The second stanza identifies the wicked—they are Zion haters—and, conversely, the “I” of the psalm. The evil plowmen seek Zion’s destruction. Yet their efforts to “reap a harvest of destruction” turn out to be paltry. Their harvest is like grass with no roots; grass that withers before it can even shoot up. It cannot even fill the reaper’s palm or fill their robes. Yhwh will not bless their harvest.

Importantly, this also reveals who the “I” of the psalm is—it is Zion itself. Here, the psalmist and the people speak on behalf of Zion and the Temple. Zion is the one who has been “afflicted since her youth” but she has not been defeated. She is the one on whose back the “plowmen have plowed long furrows”. Micah refers to Zion being “plowed into a field”. And there are many psalms that reflect the attack(s) on Zion and her subsequent rebuffing of those attacks. The people often identify themselves and their lives with Zion—she stands as their source of strength and blessing. For her to be destroyed would be “the end of the world” because it is through her that the world is actually made and sustained.
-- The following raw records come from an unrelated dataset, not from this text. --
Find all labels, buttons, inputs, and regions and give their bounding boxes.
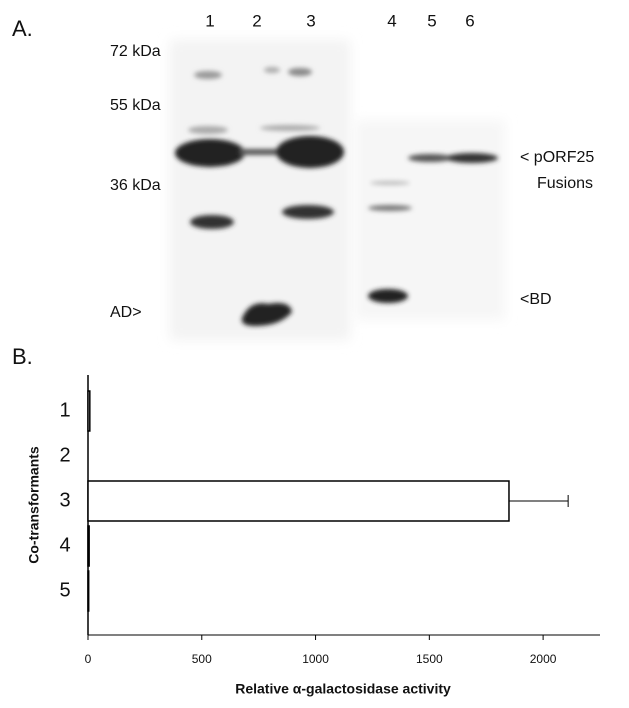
- panel-label: A.: [12, 16, 33, 41]
- marker-label: 36 kDa: [110, 177, 161, 194]
- lane-label: 5: [427, 11, 436, 30]
- y-tick-label: 4: [59, 534, 70, 556]
- y-tick-label: 2: [59, 444, 70, 466]
- annotation: < pORF25: [520, 149, 594, 166]
- lane-labels: 1 2 3 4 5 6: [205, 11, 474, 30]
- y-axis-title: Co-transformants: [26, 446, 42, 564]
- bar: [87, 525, 90, 567]
- y-tick-label: 3: [59, 489, 70, 511]
- annotation: AD>: [110, 304, 142, 321]
- panel-label: B.: [12, 344, 33, 369]
- lane-label: 2: [252, 11, 261, 30]
- x-tick-label: 2000: [530, 652, 557, 666]
- x-tick-label: 1000: [302, 652, 329, 666]
- lane-label: 3: [306, 11, 315, 30]
- lane-label: 4: [387, 11, 396, 30]
- lane-label: 1: [205, 11, 214, 30]
- x-tick-label: 500: [192, 652, 212, 666]
- x-tick-label: 0: [85, 652, 92, 666]
- bar: [87, 570, 90, 612]
- marker-label: 55 kDa: [110, 97, 161, 114]
- bar: [87, 480, 510, 522]
- blot: [170, 40, 505, 340]
- annotation: <BD: [520, 291, 552, 308]
- x-tick-label: 1500: [416, 652, 443, 666]
- y-tick-label: 5: [59, 579, 70, 601]
- annotation: Fusions: [537, 175, 593, 192]
- bar: [87, 390, 91, 432]
- lane-label: 6: [465, 11, 474, 30]
- x-axis-title: Relative α-galactosidase activity: [235, 681, 451, 697]
- marker-label: 72 kDa: [110, 43, 161, 60]
- y-tick-label: 1: [59, 399, 70, 421]
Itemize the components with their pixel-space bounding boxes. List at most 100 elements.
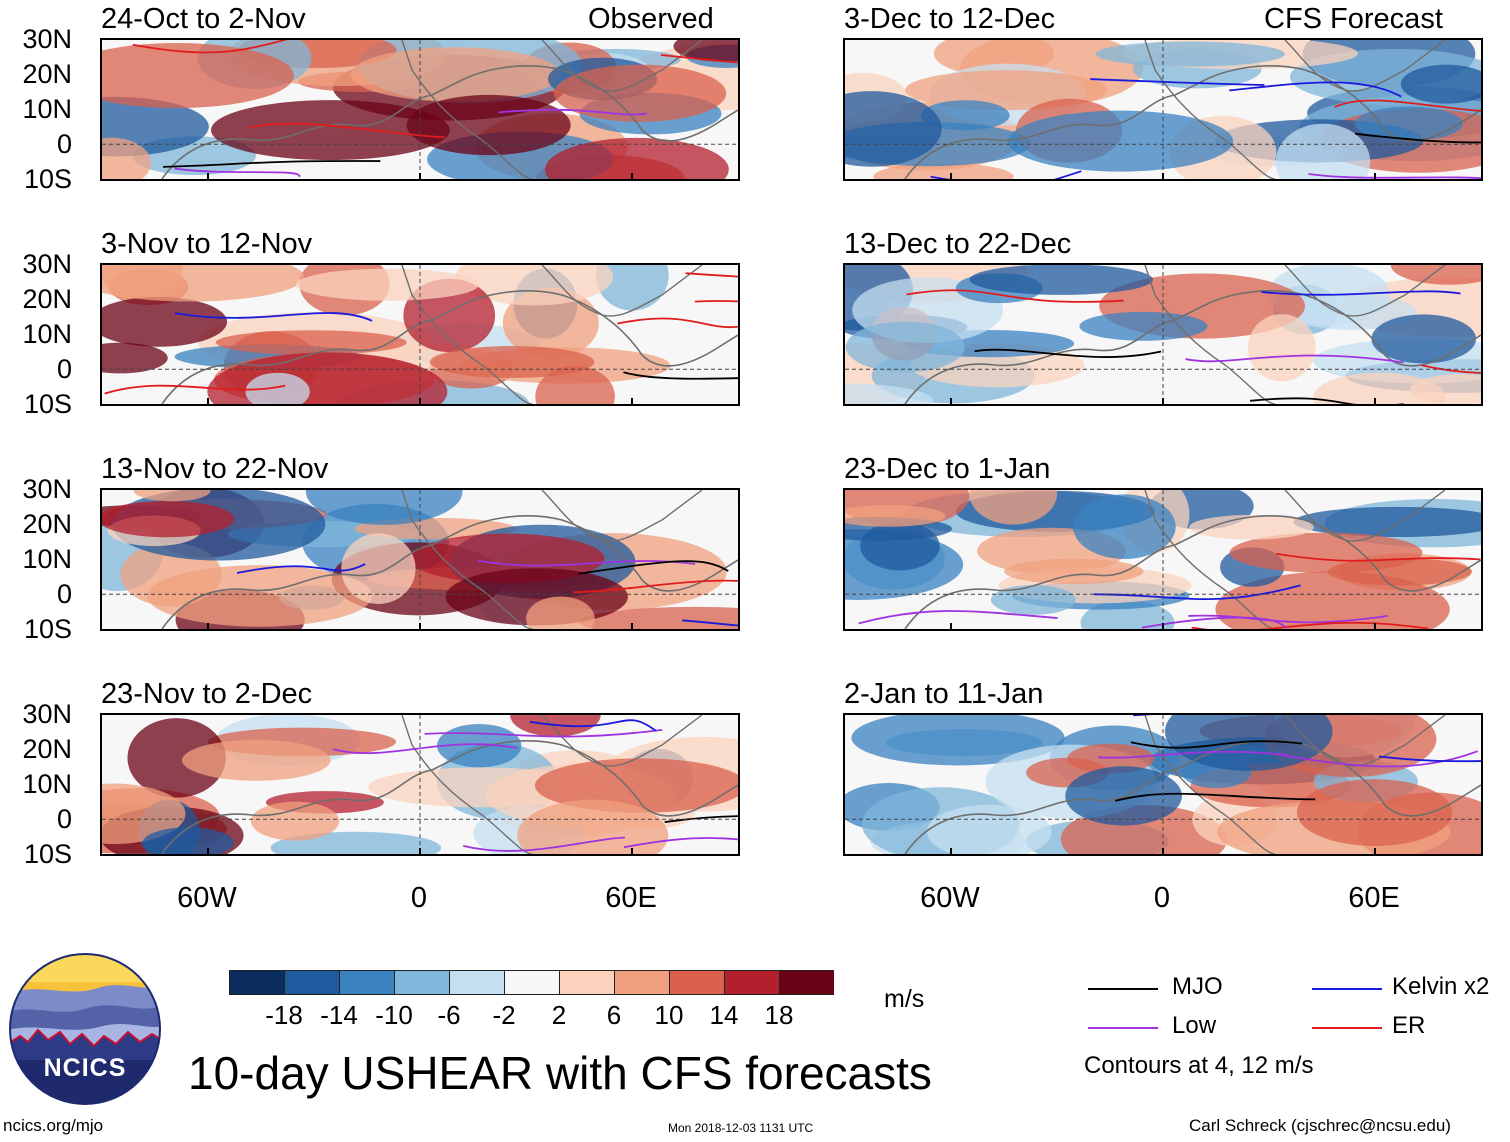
x-tick-label: 0 xyxy=(1153,882,1171,914)
y-tick-label: 30N xyxy=(22,474,72,504)
shear-blob xyxy=(1313,372,1446,404)
shear-blob xyxy=(1189,514,1314,540)
colorbar-swatch xyxy=(394,970,450,995)
panel-title: 13-Nov to 22-Nov xyxy=(101,453,329,485)
kelvin-contour xyxy=(529,719,657,732)
coastline xyxy=(904,65,1481,179)
shear-blob xyxy=(181,739,331,781)
shear-blob xyxy=(553,64,727,122)
y-tick-label: 20N xyxy=(22,284,72,314)
kelvin-contour xyxy=(1261,290,1461,296)
y-tick-label: 10S xyxy=(23,839,72,869)
legend-label-kelvin: Kelvin x2 xyxy=(1392,973,1490,1000)
shear-blob xyxy=(350,47,560,102)
shear-blob xyxy=(1004,558,1144,585)
er-contour xyxy=(132,40,288,54)
shear-blob xyxy=(1095,41,1286,67)
colorbar-swatch xyxy=(724,970,780,995)
kelvin-contour xyxy=(236,563,366,574)
kelvin-contour xyxy=(1093,584,1301,600)
shear-blob xyxy=(102,342,168,374)
mjo-contour xyxy=(974,348,1162,358)
colorbar-tick-label: 10 xyxy=(654,1000,684,1030)
shear-blob xyxy=(1229,532,1423,573)
ncics-logo: NCICS xyxy=(8,952,162,1106)
colorbar-swatch xyxy=(504,970,560,995)
shear-blob xyxy=(1293,506,1481,538)
shear-blob xyxy=(990,584,1076,615)
er-contour xyxy=(1334,99,1481,112)
shear-blob xyxy=(502,287,599,359)
shear-blob xyxy=(127,718,226,798)
mjo-contour xyxy=(1130,740,1303,749)
coastline xyxy=(161,65,738,179)
colorbar-swatches xyxy=(229,970,834,995)
shear-blob xyxy=(526,596,595,629)
shear-blob xyxy=(102,137,151,179)
shear-blob xyxy=(578,606,738,629)
shear-blob xyxy=(1065,766,1182,826)
colorbar-tick-label: -6 xyxy=(437,1000,461,1030)
colorbar-swatch xyxy=(284,970,340,995)
colorbar-tick-label: 6 xyxy=(606,1000,622,1030)
x-tick-label: 0 xyxy=(410,882,428,914)
er-contour xyxy=(617,317,738,329)
low-contour xyxy=(858,610,1058,625)
er-contour xyxy=(694,300,738,303)
low-contour xyxy=(1308,173,1481,179)
y-tick-label: 20N xyxy=(22,59,72,89)
coastline xyxy=(904,290,1481,404)
colorbar-swatch xyxy=(229,970,285,995)
footer-website[interactable]: ncics.org/mjo xyxy=(3,1116,104,1135)
coastline xyxy=(161,740,738,854)
shear-blob xyxy=(455,265,613,306)
low-contour xyxy=(462,836,625,852)
colorbar-swatch xyxy=(339,970,395,995)
y-tick-label: 10S xyxy=(23,389,72,419)
y-tick-label: 30N xyxy=(22,699,72,729)
er-contour xyxy=(1191,621,1429,629)
y-tick-label: 10N xyxy=(22,769,72,799)
shear-blob xyxy=(102,500,235,538)
shear-field xyxy=(845,265,1481,404)
colorbar-tick-label: -18 xyxy=(265,1000,303,1030)
colorbar-swatch xyxy=(669,970,725,995)
low-contour xyxy=(498,108,648,116)
shear-blob xyxy=(845,505,946,527)
x-tick-label: 60W xyxy=(920,882,980,914)
shear-blob xyxy=(133,490,211,502)
y-tick-label: 20N xyxy=(22,509,72,539)
colorbar-swatch xyxy=(449,970,505,995)
colorbar-tick-label: 2 xyxy=(551,1000,567,1030)
kelvin-contour xyxy=(1229,81,1402,98)
er-contour xyxy=(573,579,738,594)
map-plot xyxy=(843,263,1483,406)
shear-blob xyxy=(1354,106,1463,141)
shear-blob xyxy=(102,296,228,347)
coastline xyxy=(904,515,1481,629)
coastline xyxy=(401,265,703,404)
coastline xyxy=(1144,40,1446,179)
low-contour xyxy=(1098,750,1289,759)
shear-blob xyxy=(210,100,450,161)
coastline xyxy=(161,290,738,404)
shear-blob xyxy=(102,265,305,302)
er-contour xyxy=(104,384,286,395)
colorbar-tick-label: -10 xyxy=(375,1000,413,1030)
shear-field xyxy=(102,265,738,404)
low-contour xyxy=(424,729,663,738)
panel-title: 3-Dec to 12-Dec xyxy=(844,3,1056,35)
kelvin-contour xyxy=(1090,78,1265,86)
map-plot xyxy=(100,263,740,406)
map-plot xyxy=(843,38,1483,181)
logo-text: NCICS xyxy=(43,1054,127,1082)
shear-field xyxy=(102,40,738,179)
x-tick-label: 60E xyxy=(1348,882,1400,914)
shear-blob xyxy=(1247,314,1316,382)
y-tick-label: 10N xyxy=(22,544,72,574)
map-plot xyxy=(100,38,740,181)
panel-title: 23-Dec to 1-Jan xyxy=(844,453,1051,485)
shear-field xyxy=(845,40,1481,179)
coastline xyxy=(161,515,738,629)
coastline xyxy=(904,740,1481,854)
The previous psalms have been emphasizing Yhwh’s blessing of the righteous and wise man’s efforts and understood that in the context of harvest. Their blessing will be their ability to enjoy, literally, the fruit of their labors. They will be able to eat the bread they have worked for. Their work will be substantial in that regard and not subject to the vanity and futility that marks much of post-Eden existence. Here, that insight is reversed as it is applied to the wicked. Their harvest will be paltry. It will participate in and be a reflection of the vanity and futility of post-Eden existence and, more importantly, it will be so as an act of Yhwh’s loyalty.

This lack of substance on the part of the wicked, the substance of the righteous/Zion, and the imagery of harvest, bears a resemblance to Psalm 1. There, the wicked are compared to the chaff of the harvest that is so unsubstantial that the slightest wind can remove them, as compared to the solidity of the wise who are like trees planted by running water who bear fruit. That resemblance continues when it is understood that often Psalm 2 was “part 2” of the psalm. There, the emphasis is on Zion and Yhwh’s installation of his king. There, wisdom and Zion are intimately wed together. Just as here—where wisdom and Zion are closely aligned.  Moreover, as in Psalm 2, the wicked are the Zion-haters who rebel against Yhwh’s anointed.

Finally, it is important to note that the wicked will be put in the position of Zion at the opening—in the position of suffering. They will be “put to shame and repulsed.” The ‘glory’ that they inhabited will now be transferred to the righteous. 

It cannot be emphasized enough that this psalm’s focus is on the Temple. It is the Temple that people want Yhwh to bless, because the Temple is the source of their protection, livelihood, blessing and that place where they can ‘see God’. The Temple is the world and more-than-the-world.

This devotion to Zion is then taken up when Jesus says that he is the Temple and, in his resurrection, the re-built Temple. In so far as we come to speak on behalf of Zion, we enter into the love and devotion for Jesus. This love is not so much as ‘preamble’ of Jesus—but rather something we should enter into, because in so doing we enter into Jesus, as the Temple. Once this is grasped, then the ‘furrows on Zion’s back’ are seen to be participations in the scourging of Christ and the laceration of his back by the whips. His attackers become the Zion-haters of seek the overthrow of the Temple, who want to see it ‘plowed into the ground’.

But their attempts will be broken. When Christ dies and defeats Satan, he cuts off the yoke of the wicked. In Revelation, this is done by Michael, the Archangel, when he casts Satan out of heaven who is then robbed of ultimate power but still furious.